News

Parpol Dinilai Gagal dalam Demokrasi

JAKARTA – Demokrasi adalah mata rantai yang sangat digadang-gadang oleh masyarakat Indonesia. Hadirnya demokrasi sebagai suatu sistem yang diharapkan menjamin partisipasi, transparansi, dan akuntabilitas itu nyatanya masih jauh dari pilar-pilar penggerak mesin demokrasi yakni parpol (Partai Politik)

Dalam FDA ( Forum Diskusi Aktual) yang diselenggarakan oleh Bidang Politik Pusat Otonomi Daerah, Politik, dan Pemerintahan Umum BPP Kemendagri pada Rabu, (13/04) hadir narasumber Siti Zuhro dari LIPI mengatakan, secara eksternal parpol bertugas melakukan pendidikan politik, menyerap, dan mengakomodasi aspirasi rakyat. “Mengingat fungsi tersebut, parpol menjadi kunci utama yang berperan penting dalam proses demokrasi. Namun secara umum, parpol belum mampu menunjukkan pembangun diri sebagai institusi demokrasi,” ungkapnya.

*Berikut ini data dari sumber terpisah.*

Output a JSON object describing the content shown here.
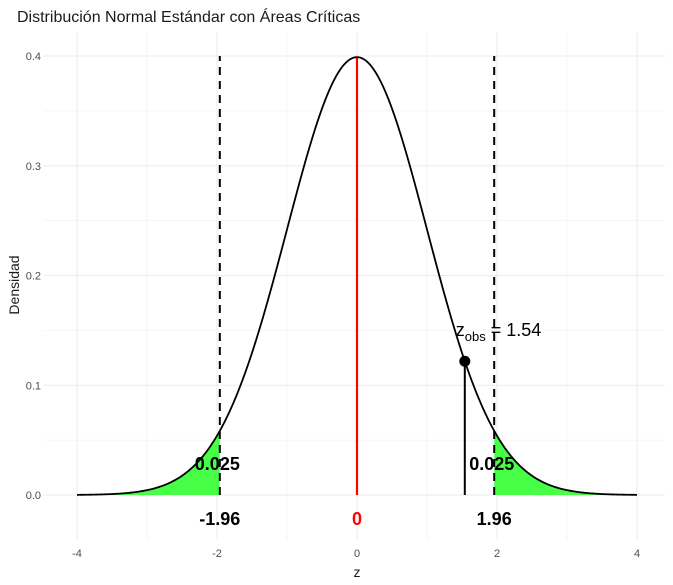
{
  "chart_data": {
    "type": "area",
    "title": "Distribución Normal Estándar con Áreas Críticas",
    "xlabel": "z",
    "ylabel": "Densidad",
    "xlim": [
      -4,
      4
    ],
    "ylim": [
      0,
      0.4
    ],
    "x_ticks": [
      -4,
      -2,
      0,
      2,
      4
    ],
    "x_tick_labels": [
      "-4",
      "-2",
      "0",
      "2",
      "4"
    ],
    "y_ticks": [
      0,
      0.1,
      0.2,
      0.3,
      0.4
    ],
    "y_tick_labels": [
      "0.0",
      "0.1",
      "0.2",
      "0.3",
      "0.4"
    ],
    "grid": true,
    "curve": {
      "distribution": "standard-normal",
      "mean": 0,
      "sd": 1,
      "color": "#000000"
    },
    "critical_values": [
      -1.96,
      1.96
    ],
    "critical_labels": [
      "-1.96",
      "1.96"
    ],
    "shaded_tail_color": "#33ff33",
    "tail_areas": [
      {
        "from": -4,
        "to": -1.96,
        "label": "0.025"
      },
      {
        "from": 1.96,
        "to": 4,
        "label": "0.025"
      }
    ],
    "mean_line": {
      "x": 0,
      "color": "#ff0000",
      "label": "0"
    },
    "observed": {
      "z": 1.54,
      "label_main": "z",
      "label_sub": "obs",
      "label_value": " = 1.54",
      "color": "#000000"
    }
  }
}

Ia juga mengatakan, konsistensi para elit politik sangat rendah, sehingga tarikan kepentingan yang mengutamakan interest lebih dikedepankan daripada aspirasi masyarakat. “Ini menjadi bukti pragmatisme dan opurtunisme partai,” katanya.

Parpol juga dinilai masih sibuk dan terjebak dalam pergulatan kepentingannya sendiri dan mengabaikan masa yang menjadi pendukungnya selama pemilu. “Sehingga tingkat kepuasan masyarakat terhadap parpol semakin tinggi, karena aspirasi dan kepentingan masyarakat tidak terwakili,” paparnya.

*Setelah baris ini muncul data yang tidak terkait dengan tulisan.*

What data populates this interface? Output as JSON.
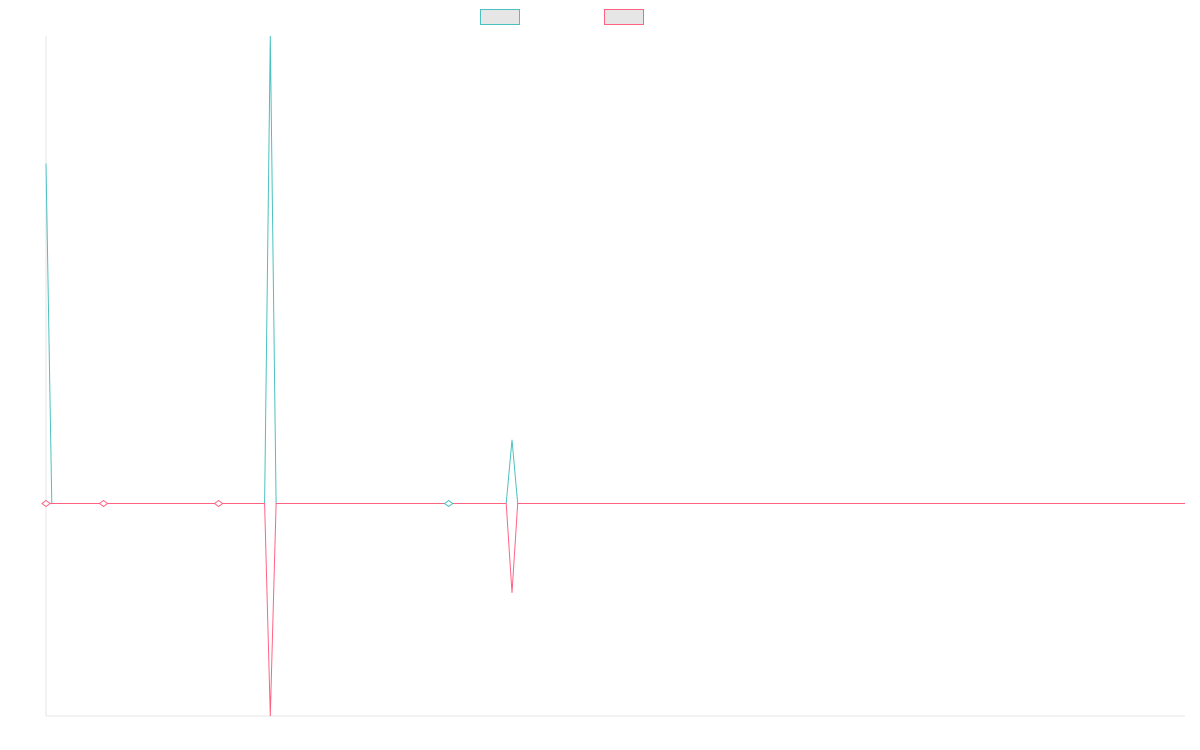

Gagalnya parpol melakukan terobosan-terobosan penting dalam mendorong kesejahteraan dan pemberdayaan masyarakat akan memunculkan lebih banyak komite-komite baru atau gerakan masa baru yang menuntut perubahan dan menawarkan tokoh. “Karena itu, penyederhanaan sistem kepartaian sangat relevan untuk diterapkan dalam rangka menciptakan multipartai sederhana dalam jumlah partai dan dalam pengelompokan ideologis,” ungkapnya.

Zuhro mencontohkan, misalnya dalam pembuatan partai baru harus didirikan oleh 500 orang. “Parpol baru boleh ikut pemilu bila minimal sudah berusia 5 tahun sejak didirikan atau dibentuk. Selain itu, partai peserta pemilu juga harus menyerahkan deposit dana sebesar Rp 500 milyar kepada negara yang dititipkan melalui KPU,” jelasnya.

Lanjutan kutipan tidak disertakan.